My GP told me years ago that I had problems with my connective tissue but I've never had a concrete diagnosis with a treatment plan to help manage the condition. My dad, brother and I share the same symptoms, I didn't walk until I was 18 months old and have always had pain, I dislocate easily and was famous for my 'bendy body' party tricks in my youth... all the answers were there from the start but I've never had the courage or sense of self-worth to ask the right questions and fight for help.
Last Wednesday, while my consultant was casually minimalising my symptoms and sending me along her conveyor belt as quickly as possible, I used the voice and self-worth I found during the aftermath (and healing journey) that brought me here and said, "I'm in so much pain I want to die." I lost it and begged for help, I panicked, listed my symptoms, yet again, and with my brand-new nice but firm 'I'm not a doormat' demeanour I asked for answers.
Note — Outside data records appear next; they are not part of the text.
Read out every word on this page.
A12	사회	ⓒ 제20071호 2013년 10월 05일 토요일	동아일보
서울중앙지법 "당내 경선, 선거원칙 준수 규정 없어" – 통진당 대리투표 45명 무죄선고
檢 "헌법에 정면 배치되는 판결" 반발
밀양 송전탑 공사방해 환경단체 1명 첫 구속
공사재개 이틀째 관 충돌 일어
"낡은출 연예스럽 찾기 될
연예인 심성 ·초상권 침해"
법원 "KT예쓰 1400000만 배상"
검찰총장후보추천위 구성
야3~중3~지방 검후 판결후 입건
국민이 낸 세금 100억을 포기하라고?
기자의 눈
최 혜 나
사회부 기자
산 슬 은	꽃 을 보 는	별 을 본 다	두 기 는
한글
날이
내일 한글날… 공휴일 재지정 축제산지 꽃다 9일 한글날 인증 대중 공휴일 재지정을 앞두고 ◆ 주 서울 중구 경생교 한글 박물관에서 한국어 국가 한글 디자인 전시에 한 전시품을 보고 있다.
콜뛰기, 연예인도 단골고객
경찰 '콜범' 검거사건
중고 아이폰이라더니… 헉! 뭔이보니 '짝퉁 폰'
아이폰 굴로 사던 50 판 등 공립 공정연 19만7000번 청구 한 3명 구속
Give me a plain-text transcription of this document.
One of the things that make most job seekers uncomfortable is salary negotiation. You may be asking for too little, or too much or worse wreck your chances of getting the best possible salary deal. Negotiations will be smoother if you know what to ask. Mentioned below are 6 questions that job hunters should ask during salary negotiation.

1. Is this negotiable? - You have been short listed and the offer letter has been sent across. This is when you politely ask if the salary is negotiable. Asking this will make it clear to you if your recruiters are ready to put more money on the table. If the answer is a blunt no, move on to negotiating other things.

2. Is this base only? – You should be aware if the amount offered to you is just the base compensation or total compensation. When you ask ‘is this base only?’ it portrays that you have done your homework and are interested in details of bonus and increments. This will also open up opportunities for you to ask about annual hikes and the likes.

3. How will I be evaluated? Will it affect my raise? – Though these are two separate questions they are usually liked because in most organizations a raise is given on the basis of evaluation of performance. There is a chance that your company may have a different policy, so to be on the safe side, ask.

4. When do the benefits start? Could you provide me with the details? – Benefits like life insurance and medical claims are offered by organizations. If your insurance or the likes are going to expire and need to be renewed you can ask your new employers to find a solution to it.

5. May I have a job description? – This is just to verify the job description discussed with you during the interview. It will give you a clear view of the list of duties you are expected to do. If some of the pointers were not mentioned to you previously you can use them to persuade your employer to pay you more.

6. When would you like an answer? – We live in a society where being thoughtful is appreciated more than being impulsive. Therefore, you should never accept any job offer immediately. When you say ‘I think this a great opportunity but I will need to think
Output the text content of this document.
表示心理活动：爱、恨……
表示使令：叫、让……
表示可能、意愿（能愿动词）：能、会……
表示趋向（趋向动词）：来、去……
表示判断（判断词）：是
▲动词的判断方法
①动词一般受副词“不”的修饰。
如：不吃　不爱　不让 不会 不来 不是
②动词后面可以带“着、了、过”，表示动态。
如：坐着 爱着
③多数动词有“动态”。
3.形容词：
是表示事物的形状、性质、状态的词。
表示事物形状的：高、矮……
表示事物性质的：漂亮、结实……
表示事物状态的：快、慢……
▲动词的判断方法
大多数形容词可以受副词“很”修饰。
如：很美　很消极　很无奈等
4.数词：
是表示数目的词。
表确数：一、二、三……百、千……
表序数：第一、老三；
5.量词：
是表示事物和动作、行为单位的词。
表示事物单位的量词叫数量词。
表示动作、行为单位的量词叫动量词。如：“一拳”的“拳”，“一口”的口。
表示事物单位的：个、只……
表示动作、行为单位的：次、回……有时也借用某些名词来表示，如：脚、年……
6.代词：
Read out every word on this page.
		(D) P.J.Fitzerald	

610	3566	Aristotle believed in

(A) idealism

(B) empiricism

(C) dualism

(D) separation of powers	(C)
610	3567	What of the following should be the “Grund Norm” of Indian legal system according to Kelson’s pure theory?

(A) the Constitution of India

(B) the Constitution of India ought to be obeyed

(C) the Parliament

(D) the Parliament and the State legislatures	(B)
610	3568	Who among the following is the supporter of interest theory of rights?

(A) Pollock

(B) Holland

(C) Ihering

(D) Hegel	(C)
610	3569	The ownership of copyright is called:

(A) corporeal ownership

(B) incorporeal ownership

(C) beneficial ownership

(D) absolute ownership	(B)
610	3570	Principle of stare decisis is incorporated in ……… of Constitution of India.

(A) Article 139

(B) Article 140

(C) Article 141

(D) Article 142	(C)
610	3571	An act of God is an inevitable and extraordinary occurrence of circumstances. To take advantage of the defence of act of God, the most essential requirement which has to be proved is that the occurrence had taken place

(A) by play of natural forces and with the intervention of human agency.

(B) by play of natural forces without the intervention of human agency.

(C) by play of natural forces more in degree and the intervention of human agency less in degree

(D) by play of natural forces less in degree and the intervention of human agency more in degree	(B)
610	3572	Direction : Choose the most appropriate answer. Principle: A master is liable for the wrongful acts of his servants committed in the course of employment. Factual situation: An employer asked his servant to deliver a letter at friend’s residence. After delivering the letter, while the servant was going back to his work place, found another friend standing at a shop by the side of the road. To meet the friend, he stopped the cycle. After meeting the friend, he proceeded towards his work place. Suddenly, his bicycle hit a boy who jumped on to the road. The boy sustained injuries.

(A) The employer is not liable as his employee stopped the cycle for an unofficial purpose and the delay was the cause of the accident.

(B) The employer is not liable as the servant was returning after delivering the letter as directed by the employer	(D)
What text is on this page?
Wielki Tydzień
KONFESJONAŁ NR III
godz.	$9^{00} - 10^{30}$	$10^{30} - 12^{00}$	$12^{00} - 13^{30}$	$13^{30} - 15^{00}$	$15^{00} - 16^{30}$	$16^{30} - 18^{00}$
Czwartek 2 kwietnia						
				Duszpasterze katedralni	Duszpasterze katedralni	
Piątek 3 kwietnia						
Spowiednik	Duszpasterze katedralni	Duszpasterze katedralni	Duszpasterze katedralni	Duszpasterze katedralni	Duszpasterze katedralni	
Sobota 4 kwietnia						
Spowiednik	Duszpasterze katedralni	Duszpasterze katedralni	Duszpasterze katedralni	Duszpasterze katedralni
After being bent about, prodded and questioned, the consultant expressed belief in me by giving me a diagnosis of Hypermobile Elhers Danlos Syndrome (hEDS). It's the least serious, most common form of EDS but explains why I'm in the physical state I'm in now. It's a disorder I was born with, and if it's not managed properly it causes damage to connective tissue and nerves. Symtoms are progressive and it's normal (and acceptable) for those with hEDS to need a wheelchair. It's a real, physical condition that I couldn't have made up or exaggerated. It's not my fault, I'm not to blame for the loss of mobility and when the next insensitive, judgmental idiot questions my need for a wheelchair I can metaphorically hit them with a medical label I'm still learning to pronounce.
The battle to be heard is over. During my trauma therapy my counsellor suggested I learn to like and value my body, but it's tough to do that when the only thing that doesn't hurt is your hair and you have no idea why. It's challenging to value a body that constantly let's you down and frightens you, which makes emotional recovery after rape difficult and triggering. I'm relieved I have answers, my head feels calmer and I don't have a thousand questions swirling round my messed up head, all because I used my voice and stood up for myself. I now have the answers I've craved for years, I feel I can get to know my body without self-blame and constant questioning of my sanity, I'm starting to feel like a proper adult, I'm proud of my voice and I'm feeling a little stronger...
...and it all started this summer when I voiced secrets from my past to a friend and he said, "I believe you."